The application for so much water — Mr. Stronach initially wanted 25 million gallons — has brought the battle between water conservation and economic development in Florida into sharp relief.
Just a few years ago, a request for 13 million gallons would not have turned many heads.
But water experts and environmentalists say the effects are cumulative. Although water use has recently decreased, the amounts over all have been set too high for too long and the consequences are only now becoming obvious, they say.
Florida’s population boom led to an increase in the number of people and businesses demanding sprinklers (more water is used outside the home than inside). All of it is groundwater from the Florida Aquifer. The decrease in rainfall in central and northern Florida has worsened the situation.
“We are either in or headed for a water crisis,” said Estus Whitfield, a former principal environmental adviser to five Florida governors.
Ann Shortelle, the former director of water policy for the Department of Environmental Protection and now the director of the Suwannee River Water Management District, one of five districts to oversee water quality and quantity, said it is fair to say that both drought and water use permits affect the state’s groundwater supply.
She said the state and two water management districts are conducting a joint review of the data to see why the Silver Springs flow has dropped and what is causing it.
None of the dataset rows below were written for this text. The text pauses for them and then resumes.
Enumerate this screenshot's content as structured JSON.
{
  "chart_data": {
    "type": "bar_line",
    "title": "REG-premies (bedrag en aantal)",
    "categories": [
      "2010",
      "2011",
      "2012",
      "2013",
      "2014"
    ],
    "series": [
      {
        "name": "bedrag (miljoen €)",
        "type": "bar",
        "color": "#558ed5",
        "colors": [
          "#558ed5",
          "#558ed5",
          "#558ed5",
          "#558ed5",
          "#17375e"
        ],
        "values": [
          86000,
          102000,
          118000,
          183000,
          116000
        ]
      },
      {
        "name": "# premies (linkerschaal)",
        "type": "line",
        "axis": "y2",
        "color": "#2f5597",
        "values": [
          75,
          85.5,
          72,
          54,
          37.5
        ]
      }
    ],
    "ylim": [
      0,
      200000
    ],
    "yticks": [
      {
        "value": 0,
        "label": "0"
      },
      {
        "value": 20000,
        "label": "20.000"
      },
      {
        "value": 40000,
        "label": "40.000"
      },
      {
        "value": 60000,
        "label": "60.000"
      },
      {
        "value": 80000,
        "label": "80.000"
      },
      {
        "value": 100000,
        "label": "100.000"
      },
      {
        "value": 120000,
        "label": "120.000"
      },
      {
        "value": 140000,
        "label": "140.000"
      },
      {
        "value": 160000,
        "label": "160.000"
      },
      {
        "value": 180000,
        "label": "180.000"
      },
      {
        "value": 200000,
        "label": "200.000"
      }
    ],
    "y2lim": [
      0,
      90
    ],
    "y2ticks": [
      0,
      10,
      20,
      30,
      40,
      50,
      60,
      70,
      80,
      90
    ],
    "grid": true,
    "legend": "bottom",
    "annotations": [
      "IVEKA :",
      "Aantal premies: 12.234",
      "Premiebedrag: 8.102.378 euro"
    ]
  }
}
The state also has launched projects to reuse water and capture rainwater, although the water management districts saw their budgets decrease sharply this year.
The five districts are also working more collaboratively since groundwater does not adhere to boundaries.
“We do not want to lose our springs,” Dr. Shortelle said.
Leaning into the still, murky Silver River, Karen Ahlers, a local environmentalist, grabbed a clutch of slimy hydrilla that is now clogging the waters.
“It’s scary how fast this is happening,” she said. “It seems as if we have reached some type of a tipping point.”